La France n'est pas la seule, et encore moins la première où se lance un tel débat, et un rapide tour d'Europe nous apprend que cette incitation à travailler en contrepartie d'aides sociales n'est pas une exception.
En effet, le Portugal a créé un "tribut solidaire" qui impose aux bénéficiaires d'allocations chômage ou de minima sociaux de travailler pour la communauté afin de «faciliter» leur réinsertion sur le marché du travail, en échange de leurs indemnités.
En Espagne, les chômeurs doivent signer un «engagement d'activité» lors du dépôt de leur dossier. La durée d'indemnisation varie de quatre mois à deux ans.
En Allemagne, depuis 2005, les allocations chômage, sont désormais versées durant douze mois maximum. Le demandeur d'emploi a ensuite accès à une indemnité baptisée «prestation chômage bis» (sorte de RSA) de 400 euros par mois. Mais le chômeur est obligé d'accepter des "petit jobs" (appelés jobs à 1 euro"), sans charges sociales, proposés par les communes et les associations, pour une durée maximum de 30 heures par semaine.
L’Angleterre va bientôt mettre en place la diminution progressive puis la suppression des indemnités chômage "longue durée" après plusieurs refus d' emploi.
Dans les pays du Nord, modèles d'État-providence : Au Danemark, les allocations chômage ne sont plus versées que pendant deux ans maximum. Les chômeurs doivent accepter les offres de leur commune. Il peut s'agir d'un véritable emploi, mais aussi, faute de mieux, d'un travail d'intérêt général, d'une formation ou d'un stage.
En Suède, où le montant de l'indemnité chômage est dégressif, le refus d'un emploi «convenable» entraîne la diminution, puis la suppression des indemnités.

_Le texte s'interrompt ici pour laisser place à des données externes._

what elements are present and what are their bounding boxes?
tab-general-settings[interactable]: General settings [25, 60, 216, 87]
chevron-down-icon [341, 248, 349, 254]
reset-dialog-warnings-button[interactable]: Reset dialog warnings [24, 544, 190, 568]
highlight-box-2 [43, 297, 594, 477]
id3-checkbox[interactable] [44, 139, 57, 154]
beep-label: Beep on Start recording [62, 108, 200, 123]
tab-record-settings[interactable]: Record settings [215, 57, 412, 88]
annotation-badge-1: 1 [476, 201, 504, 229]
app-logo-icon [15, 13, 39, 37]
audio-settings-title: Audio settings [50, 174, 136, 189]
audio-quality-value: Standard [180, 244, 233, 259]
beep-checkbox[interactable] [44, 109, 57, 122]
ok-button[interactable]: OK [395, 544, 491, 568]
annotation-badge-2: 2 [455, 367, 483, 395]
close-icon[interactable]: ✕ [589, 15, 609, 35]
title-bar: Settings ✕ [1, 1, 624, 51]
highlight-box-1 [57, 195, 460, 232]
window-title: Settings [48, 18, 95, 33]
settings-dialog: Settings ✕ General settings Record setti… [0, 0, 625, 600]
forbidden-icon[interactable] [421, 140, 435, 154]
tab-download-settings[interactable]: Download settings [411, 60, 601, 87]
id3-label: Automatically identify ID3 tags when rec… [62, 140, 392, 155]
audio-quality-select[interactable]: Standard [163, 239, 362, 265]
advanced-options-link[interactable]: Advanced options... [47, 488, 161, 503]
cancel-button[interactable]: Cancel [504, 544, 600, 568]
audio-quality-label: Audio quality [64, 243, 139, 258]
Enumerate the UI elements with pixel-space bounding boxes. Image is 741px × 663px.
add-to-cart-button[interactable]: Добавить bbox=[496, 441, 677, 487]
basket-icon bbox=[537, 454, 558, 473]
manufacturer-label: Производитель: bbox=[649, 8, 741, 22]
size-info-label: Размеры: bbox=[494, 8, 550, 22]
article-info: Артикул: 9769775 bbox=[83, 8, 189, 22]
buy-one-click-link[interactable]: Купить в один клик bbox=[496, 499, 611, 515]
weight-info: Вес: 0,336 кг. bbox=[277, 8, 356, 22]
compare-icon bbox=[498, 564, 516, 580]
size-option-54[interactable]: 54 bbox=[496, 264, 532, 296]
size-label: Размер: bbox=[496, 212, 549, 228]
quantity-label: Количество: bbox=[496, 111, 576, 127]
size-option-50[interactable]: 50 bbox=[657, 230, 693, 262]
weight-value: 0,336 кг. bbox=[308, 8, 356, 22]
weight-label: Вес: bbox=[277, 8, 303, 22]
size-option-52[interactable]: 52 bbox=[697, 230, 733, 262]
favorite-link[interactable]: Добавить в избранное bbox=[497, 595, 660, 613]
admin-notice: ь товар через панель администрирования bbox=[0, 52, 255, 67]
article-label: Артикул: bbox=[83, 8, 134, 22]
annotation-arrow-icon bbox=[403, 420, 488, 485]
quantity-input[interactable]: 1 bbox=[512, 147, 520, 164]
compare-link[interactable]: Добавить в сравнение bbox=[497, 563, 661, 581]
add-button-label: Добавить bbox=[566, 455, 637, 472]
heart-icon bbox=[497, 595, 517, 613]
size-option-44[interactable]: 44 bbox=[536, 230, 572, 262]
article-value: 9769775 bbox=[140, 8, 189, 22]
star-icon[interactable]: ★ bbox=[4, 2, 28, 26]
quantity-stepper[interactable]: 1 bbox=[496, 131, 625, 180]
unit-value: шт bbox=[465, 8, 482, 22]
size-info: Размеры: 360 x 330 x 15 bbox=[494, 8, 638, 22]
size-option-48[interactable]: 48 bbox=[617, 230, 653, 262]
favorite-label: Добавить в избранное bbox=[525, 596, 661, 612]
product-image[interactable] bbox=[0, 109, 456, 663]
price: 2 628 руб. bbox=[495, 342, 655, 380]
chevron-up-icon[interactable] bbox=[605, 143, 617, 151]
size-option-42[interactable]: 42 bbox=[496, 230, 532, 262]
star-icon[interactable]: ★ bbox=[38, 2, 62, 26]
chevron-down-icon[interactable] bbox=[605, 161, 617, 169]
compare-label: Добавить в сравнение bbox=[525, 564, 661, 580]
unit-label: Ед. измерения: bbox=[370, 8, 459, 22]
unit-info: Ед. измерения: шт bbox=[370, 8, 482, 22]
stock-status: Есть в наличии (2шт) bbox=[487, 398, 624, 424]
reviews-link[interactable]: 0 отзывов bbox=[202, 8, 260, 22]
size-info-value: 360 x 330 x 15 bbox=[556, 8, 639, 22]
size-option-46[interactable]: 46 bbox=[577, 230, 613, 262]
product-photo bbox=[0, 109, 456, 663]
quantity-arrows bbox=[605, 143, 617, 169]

En Europe, la tendance est donc au travail, en échange du maintien des indemnités sociales équivalentes au RSA.
Notons enfin que cette idée vient d'être reprise par le conseil général de l'Isère. 
De son côté, la commune d'Aulnay-sous-bois (qui gère elle-même le RSA alors que dans la plupart des communes, ce service relève du conseil départemental) réfléchit à un projet de signature d'une "charte" par laquelle le bénéficiaire s'engagerait à "s'impliquer dans les missions et activités qui lui sont confiées" et à "respecter les horaires et disponibilités convenues", le volontariat demeurant néanmoins la base de l'engagement.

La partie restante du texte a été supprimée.